Ronald G. Victor, MD, and colleagues identified 17 black-owned barbershops with 95% black male clientele in Dallas County, Texas. All black male customers were offered baseline BP screenings during a 10-week period. The researchers then randomly assigned the barbershops into an intervention group, in which barbers were trained to continually offer BP screenings and promote physician follow-up with peer-based messaging, or a comparison group, in which patrons received a standard BP pamphlet.

“The intervention’s theoretical underpinning was adapted from the successful AIDS Community Demonstration Projects that mobilized community peers to deliver intervention messages with role model stories and made medical equipment available in the daily environment,” the researchers wrote.

Interventions were performed in nine shops with 75 hypertensive men per shop. The comparison group consisted of eight shops with 77 hypertensive patrons per shop. At the end of 10 months, the hypertension control rate increased in the intervention group vs. the comparison group (absolute group difference, 8.8%; 95% CI, 0.8-16.9). The intervention’s effect on hypertension control was not affected by adjusting for several covariates, including age, baseline BP, college education, marital status or smoking status, and participation at both baseline and follow-up (P=.03). The researchers observed a borderline effect of intervention on systolic BP change (absolute group difference, –2.5 mm Hg; 95% CI, –5.3 to 0.3).

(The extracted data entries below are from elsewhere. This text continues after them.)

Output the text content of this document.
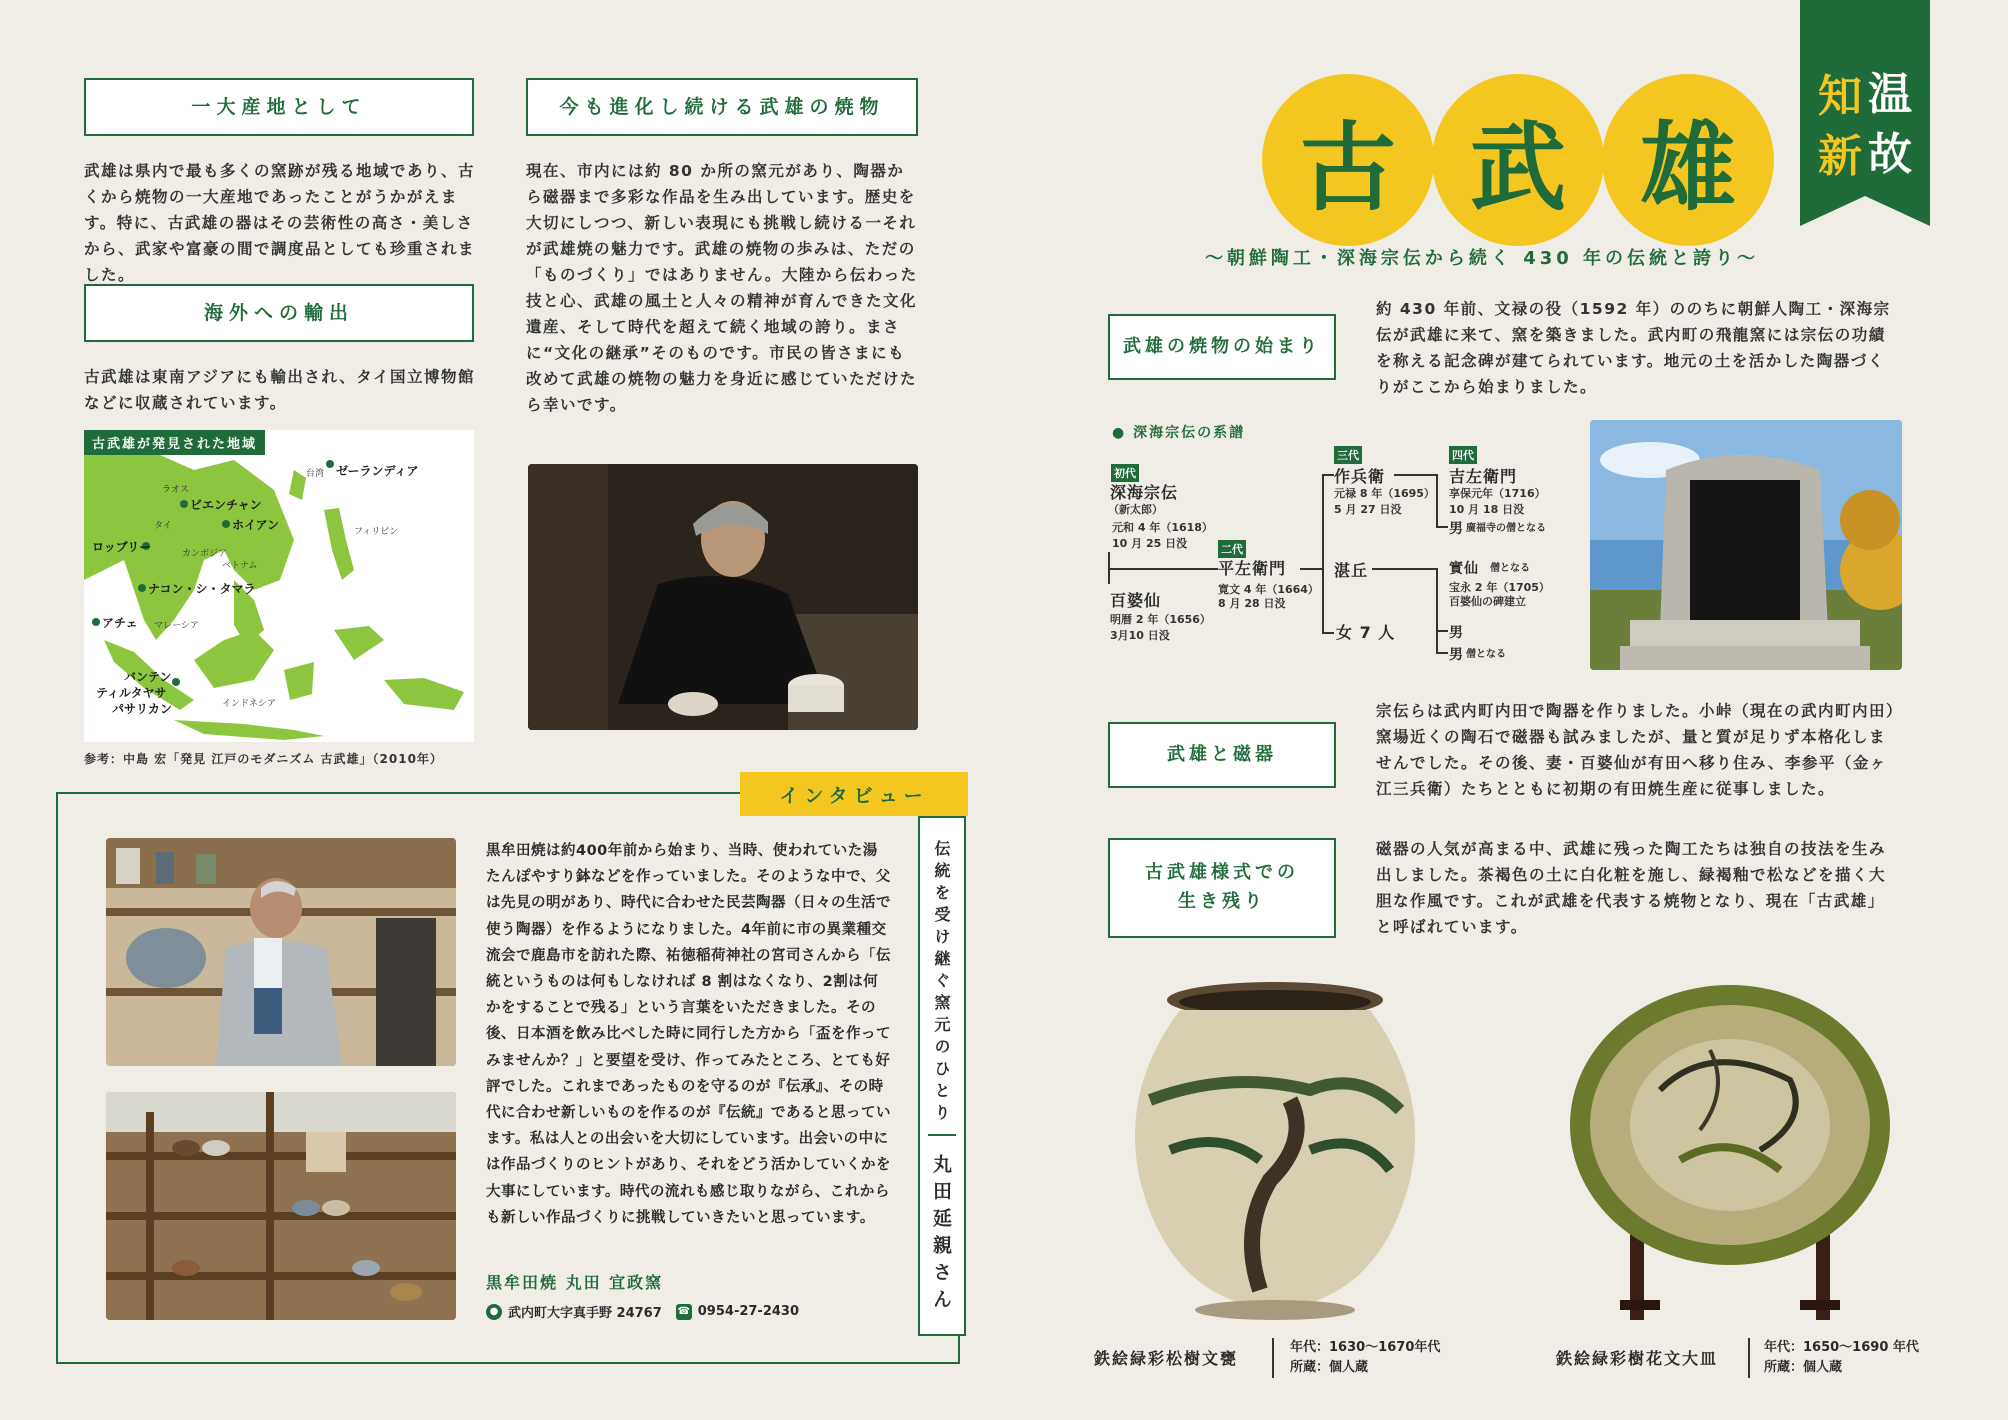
一大産地として
武雄は県内で最も多くの窯跡が残る地域であり、古くから焼物の一大産地であったことがうかがえます。特に、古武雄の器はその芸術性の高さ・美しさから、武家や富豪の間で調度品としても珍重されました。
海外への輸出
古武雄は東南アジアにも輸出され、タイ国立博物館などに収蔵されています。
古武雄が発見された地域
ゼーランディア
台湾
ラオス
ビエンチャン
ホイアン	フィリピン
タイ
ロッブリー	カンボジア
ベトナム
ナコン・シ・タマラ
アチェ マレーシア
バンテン
ティルタヤサ
パサリカン	インドネシア
参考：中島 宏「発見 江戸のモダニズム 古武雄」（2010年）
今も進化し続ける武雄の焼物
現在、市内には約 80 か所の窯元があり、陶器から磁器まで多彩な作品を生み出しています。歴史を大切にしつつ、新しい表現にも挑戦し続ける一それが武雄焼の魅力です。武雄の焼物の歩みは、ただの「ものづくり」ではありません。大陸から伝わった技と心、武雄の風土と人々の精神が育んできた文化遺産、そして時代を超えて続く地域の誇り。まさに“文化の継承”そのものです。市民の皆さまにも改めて武雄の焼物の魅力を身近に感じていただけたら幸いです。
インタビュー
黒牟田焼は約400年前から始まり、当時、使われていた湯たんぽやすり鉢などを作っていました。そのような中で、父は先見の明があり、時代に合わせた民芸陶器（日々の生活で使う陶器）を作るようになりました。4年前に市の異業種交流会で鹿島市を訪れた際、祐徳稲荷神社の宮司さんから「伝統というものは何もしなければ 8 割はなくなり、2割は何かをすることで残る」という言葉をいただきました。その後、日本酒を飲み比べした時に同行した方から「盃を作ってみませんか？」と要望を受け、作ってみたところ、とても好評でした。これまであったものを守るのが『伝承』、その時代に合わせ新しいものを作るのが『伝統』であると思っています。私は人との出会いを大切にしています。出会いの中には作品づくりのヒントがあり、それをどう活かしていくかを大事にしています。時代の流れも感じ取りながら、これからも新しい作品づくりに挑戦していきたいと思っています。
黒牟田焼 丸田 宜政窯
● 武内町大字真手野 24767 ☎ 0954-27-2430
伝統を受け継ぐ窯元のひとり
丸田延親さん
温
故
知
新
古 武 雄
～朝鮮陶工・深海宗伝から続く 430 年の伝統と誇り～
武雄の焼物の始まり
約 430 年前、文禄の役（1592 年）ののちに朝鮮人陶工・深海宗伝が武雄に来て、窯を築きました。武内町の飛龍窯には宗伝の功績を称える記念碑が建てられています。地元の土を活かした陶器づくりがここから始まりました。
● 深海宗伝の系譜
初代
二代
三代	四代
深海宗伝
（新太郎）
元和 4 年（1618）
10 月 25 日没
百婆仙
明暦 2 年（1656）
3月10 日没
平左衛門
寛文 4 年（1664）
8 月 28 日没
作兵衛
元禄 8 年（1695）
5 月 27 日没
湛丘
女 7 人
吉左衛門
享保元年（1716）
10 月 18 日没
男 廣福寺の僧となる
實仙 僧となる
宝永 2 年（1705）
百婆仙の碑建立
男
男 僧となる
武雄と磁器
宗伝らは武内町内田で陶器を作りました。小峠（現在の武内町内田）窯場近くの陶石で磁器も試みましたが、量と質が足りず本格化しませんでした。その後、妻・百婆仙が有田へ移り住み、李参平（金ヶ江三兵衛）たちとともに初期の有田焼生産に従事しました。
古武雄様式での生き残り
磁器の人気が高まる中、武雄に残った陶工たちは独自の技法を生み出しました。茶褐色の土に白化粧を施し、緑褐釉で松などを描く大胆な作風です。これが武雄を代表する焼物となり、現在「古武雄」と呼ばれています。
鉄絵緑彩松樹文甕
年代：1630～1670年代
所蔵：個人蔵	鉄絵緑彩樹花文大皿
年代：1650～1690 年代
所蔵：個人蔵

“If the intervention could be implemented in the approximately 18,000 black-owned barbershops in the United States to reduce systolic BP by 2.5 mm Hg in the approximately 50% of hypertensive US black men who patronize these barbershops, we project that about 800 fewer MIs, 550 fewer strokes, and 900 fewer deaths would occur in the first year alone, saving about $98 million in CHD care and $13 million in stroke care,” the researchers wrote.